- Norlat Location within Tatarstan
- Country: Russia
- Region: Tatarstan
- District: Zelenodolsky District
- Time zone: UTC+3:00

= Norlat, Zelenodolsky District, Republic of Tatarstan =

Norlat (Норлат, Нурлаты) is a rural locality (a selo) in Zelenodolsky District, Tatarstan. The population was 2693 as of 2010.

== Geography ==
Norlat is located 33 km southwest of Yäşel Üzän, district's administrative centre, and 85 km southwest of Qazan, republic's capital, by road.

== History ==
The village already existed during the period of the Khanate of Qazan.

From 17th to first half of the 19th centuries village's residents belonged to the social estate of state peasants.

By the beginning of the twentieth century, village had 4 mosques, 2, 3 windmills, 3 forges, and 12 small shops.

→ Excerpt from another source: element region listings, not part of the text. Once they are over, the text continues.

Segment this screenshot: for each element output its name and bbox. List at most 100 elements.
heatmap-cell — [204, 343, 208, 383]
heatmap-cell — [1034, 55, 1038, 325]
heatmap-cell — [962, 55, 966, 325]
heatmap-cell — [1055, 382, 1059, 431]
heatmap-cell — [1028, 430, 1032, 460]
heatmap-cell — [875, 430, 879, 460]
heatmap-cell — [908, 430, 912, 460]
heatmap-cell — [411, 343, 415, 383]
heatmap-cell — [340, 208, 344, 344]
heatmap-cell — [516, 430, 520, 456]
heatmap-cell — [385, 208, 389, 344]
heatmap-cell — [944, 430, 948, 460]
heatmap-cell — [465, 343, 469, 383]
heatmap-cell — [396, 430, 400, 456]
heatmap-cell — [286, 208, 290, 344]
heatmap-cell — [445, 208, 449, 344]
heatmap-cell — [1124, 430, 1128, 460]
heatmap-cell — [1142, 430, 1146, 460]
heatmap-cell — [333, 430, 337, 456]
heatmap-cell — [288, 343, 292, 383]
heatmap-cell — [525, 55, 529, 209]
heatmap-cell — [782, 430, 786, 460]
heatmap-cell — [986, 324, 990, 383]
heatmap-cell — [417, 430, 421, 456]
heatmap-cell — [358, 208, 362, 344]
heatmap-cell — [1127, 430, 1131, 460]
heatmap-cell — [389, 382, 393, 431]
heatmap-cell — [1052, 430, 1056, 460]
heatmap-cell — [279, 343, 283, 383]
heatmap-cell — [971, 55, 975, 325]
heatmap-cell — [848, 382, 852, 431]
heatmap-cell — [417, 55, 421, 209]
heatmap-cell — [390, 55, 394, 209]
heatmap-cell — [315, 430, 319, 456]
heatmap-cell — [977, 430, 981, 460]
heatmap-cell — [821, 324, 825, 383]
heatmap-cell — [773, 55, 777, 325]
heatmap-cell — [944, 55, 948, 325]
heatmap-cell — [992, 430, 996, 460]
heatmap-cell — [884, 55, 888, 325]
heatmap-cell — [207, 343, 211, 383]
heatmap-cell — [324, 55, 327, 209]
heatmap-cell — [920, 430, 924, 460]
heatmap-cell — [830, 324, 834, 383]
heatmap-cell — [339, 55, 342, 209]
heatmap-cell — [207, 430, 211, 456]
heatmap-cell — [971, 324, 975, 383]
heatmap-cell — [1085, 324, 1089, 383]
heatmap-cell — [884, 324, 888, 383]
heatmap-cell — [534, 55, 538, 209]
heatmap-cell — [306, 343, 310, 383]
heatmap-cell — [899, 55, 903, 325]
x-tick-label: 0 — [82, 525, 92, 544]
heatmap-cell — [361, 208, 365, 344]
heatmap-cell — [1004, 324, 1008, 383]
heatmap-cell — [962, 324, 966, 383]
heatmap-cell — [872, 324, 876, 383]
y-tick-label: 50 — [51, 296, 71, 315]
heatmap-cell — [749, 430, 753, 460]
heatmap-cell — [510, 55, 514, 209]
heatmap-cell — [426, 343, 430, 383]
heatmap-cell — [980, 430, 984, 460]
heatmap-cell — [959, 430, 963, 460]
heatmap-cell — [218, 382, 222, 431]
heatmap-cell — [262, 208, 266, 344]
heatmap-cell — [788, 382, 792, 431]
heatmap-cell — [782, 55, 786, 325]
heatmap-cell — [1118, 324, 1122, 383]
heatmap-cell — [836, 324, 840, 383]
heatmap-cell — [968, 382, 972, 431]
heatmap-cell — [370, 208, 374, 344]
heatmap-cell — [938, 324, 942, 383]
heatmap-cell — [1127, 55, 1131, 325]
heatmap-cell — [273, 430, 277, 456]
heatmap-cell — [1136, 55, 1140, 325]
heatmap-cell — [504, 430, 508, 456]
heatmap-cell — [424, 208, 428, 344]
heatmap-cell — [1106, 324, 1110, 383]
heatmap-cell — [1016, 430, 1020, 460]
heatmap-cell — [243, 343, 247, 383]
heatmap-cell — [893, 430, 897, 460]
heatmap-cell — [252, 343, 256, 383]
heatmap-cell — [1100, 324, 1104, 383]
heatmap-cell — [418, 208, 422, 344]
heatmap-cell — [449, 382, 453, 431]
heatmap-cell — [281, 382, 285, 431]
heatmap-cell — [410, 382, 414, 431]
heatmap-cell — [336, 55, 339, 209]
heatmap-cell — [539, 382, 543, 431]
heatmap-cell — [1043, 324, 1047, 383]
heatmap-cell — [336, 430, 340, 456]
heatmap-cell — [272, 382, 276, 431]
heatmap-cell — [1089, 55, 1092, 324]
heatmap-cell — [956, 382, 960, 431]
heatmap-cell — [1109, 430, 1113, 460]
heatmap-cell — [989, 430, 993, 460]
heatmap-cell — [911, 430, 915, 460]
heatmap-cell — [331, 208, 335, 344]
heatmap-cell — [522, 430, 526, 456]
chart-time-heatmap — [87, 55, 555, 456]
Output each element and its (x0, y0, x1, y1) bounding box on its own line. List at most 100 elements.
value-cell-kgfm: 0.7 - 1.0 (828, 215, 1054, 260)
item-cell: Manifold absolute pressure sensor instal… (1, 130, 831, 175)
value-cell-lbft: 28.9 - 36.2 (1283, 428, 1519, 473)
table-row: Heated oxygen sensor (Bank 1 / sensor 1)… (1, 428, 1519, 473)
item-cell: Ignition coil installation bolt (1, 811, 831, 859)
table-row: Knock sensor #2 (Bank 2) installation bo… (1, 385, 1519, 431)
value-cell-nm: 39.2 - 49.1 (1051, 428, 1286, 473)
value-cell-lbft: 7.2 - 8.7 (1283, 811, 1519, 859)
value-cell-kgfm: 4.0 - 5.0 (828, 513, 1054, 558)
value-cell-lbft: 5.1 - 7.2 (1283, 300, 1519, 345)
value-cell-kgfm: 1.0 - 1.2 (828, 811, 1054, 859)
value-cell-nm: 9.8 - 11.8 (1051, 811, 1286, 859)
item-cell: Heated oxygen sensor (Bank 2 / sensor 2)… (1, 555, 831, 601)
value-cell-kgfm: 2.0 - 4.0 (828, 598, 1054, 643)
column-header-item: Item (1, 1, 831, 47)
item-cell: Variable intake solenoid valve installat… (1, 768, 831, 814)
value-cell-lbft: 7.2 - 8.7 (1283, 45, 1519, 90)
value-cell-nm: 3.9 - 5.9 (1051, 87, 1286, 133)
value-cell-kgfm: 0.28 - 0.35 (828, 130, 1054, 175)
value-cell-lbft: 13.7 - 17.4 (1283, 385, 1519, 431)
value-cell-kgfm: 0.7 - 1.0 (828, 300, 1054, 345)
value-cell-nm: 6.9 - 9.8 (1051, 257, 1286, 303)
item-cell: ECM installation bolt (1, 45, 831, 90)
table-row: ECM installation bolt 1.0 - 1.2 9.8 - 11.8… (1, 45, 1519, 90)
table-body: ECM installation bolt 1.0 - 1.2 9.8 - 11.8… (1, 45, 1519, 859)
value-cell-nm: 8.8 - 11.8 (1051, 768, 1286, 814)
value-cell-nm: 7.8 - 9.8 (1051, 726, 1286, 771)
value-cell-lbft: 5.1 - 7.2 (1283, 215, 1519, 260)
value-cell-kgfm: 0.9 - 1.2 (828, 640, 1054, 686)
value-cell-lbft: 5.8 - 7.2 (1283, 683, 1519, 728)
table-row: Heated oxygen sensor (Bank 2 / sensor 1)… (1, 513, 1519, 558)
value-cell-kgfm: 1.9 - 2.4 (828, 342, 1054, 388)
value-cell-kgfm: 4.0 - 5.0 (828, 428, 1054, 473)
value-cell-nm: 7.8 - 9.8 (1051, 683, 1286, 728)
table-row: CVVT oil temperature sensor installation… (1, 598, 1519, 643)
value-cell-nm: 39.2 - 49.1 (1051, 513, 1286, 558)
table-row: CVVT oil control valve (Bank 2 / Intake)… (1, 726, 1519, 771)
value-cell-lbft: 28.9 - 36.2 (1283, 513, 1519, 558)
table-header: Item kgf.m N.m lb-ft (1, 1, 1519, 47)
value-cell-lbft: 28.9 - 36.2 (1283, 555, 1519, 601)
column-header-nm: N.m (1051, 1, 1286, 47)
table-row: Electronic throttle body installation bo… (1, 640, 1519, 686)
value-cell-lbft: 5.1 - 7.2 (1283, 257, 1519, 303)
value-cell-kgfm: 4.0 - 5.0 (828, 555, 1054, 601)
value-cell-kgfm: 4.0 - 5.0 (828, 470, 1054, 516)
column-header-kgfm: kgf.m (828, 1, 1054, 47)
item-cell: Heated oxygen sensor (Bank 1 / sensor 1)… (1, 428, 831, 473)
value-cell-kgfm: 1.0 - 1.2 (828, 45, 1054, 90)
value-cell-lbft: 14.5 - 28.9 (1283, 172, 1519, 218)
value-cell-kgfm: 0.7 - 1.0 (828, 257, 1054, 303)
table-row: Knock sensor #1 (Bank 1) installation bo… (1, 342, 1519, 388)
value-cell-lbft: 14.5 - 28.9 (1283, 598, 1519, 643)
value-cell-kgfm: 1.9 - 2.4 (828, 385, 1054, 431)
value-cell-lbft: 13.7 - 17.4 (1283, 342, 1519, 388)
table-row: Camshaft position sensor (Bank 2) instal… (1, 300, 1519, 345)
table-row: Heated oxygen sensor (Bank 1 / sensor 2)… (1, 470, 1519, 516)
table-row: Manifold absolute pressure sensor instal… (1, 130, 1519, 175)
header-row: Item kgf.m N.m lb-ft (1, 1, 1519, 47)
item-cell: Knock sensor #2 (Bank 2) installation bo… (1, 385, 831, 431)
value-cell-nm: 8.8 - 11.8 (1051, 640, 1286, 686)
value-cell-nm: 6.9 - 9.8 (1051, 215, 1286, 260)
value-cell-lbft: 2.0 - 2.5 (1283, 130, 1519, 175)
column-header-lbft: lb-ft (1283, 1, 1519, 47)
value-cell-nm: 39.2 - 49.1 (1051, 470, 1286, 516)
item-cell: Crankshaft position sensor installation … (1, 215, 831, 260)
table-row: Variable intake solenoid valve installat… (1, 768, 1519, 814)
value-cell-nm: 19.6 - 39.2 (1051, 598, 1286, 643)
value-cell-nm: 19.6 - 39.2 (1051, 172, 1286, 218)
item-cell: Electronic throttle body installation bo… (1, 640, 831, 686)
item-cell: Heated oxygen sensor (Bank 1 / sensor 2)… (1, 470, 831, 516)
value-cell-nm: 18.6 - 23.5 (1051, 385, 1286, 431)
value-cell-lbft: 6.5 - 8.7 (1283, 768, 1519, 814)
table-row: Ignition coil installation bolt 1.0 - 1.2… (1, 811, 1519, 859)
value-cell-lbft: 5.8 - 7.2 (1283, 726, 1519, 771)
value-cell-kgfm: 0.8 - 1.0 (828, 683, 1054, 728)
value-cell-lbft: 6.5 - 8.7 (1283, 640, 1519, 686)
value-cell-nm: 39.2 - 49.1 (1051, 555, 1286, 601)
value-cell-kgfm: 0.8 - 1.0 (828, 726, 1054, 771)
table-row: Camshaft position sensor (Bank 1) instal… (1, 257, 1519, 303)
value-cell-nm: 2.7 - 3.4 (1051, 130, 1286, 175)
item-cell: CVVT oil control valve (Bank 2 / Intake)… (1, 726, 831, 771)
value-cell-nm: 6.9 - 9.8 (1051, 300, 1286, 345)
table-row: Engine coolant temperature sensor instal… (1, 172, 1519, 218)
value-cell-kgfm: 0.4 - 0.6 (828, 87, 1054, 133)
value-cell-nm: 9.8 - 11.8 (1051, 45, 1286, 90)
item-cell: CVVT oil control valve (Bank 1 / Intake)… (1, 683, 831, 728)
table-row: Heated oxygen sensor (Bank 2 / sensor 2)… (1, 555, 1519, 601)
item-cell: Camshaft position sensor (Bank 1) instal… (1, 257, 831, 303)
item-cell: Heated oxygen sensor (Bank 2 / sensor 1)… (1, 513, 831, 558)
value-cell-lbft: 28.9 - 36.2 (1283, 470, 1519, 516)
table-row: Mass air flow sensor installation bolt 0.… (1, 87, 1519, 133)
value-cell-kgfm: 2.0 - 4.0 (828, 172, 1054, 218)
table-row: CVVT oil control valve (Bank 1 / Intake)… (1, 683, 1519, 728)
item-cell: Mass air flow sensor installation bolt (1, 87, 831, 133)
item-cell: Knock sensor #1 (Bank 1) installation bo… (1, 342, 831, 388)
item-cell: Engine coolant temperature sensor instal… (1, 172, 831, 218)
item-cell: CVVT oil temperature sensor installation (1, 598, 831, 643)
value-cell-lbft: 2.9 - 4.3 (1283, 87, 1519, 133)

Before the creation of Tatar ASSR in 1920 was a part of Zöyä Uyezd of Qazan Governorate. Since 1920 was a part of Zöyä Canton; after creation of districts in Tatar ASSR (Tatarstan) in Norlat-Açasır (later Norlat) (1927–1963) and Yäşel Üzän districts.

== Notable people ==
Norlat is a birthplace of İldus Xäybullin, a physicist and Wil Ğänief, a poet.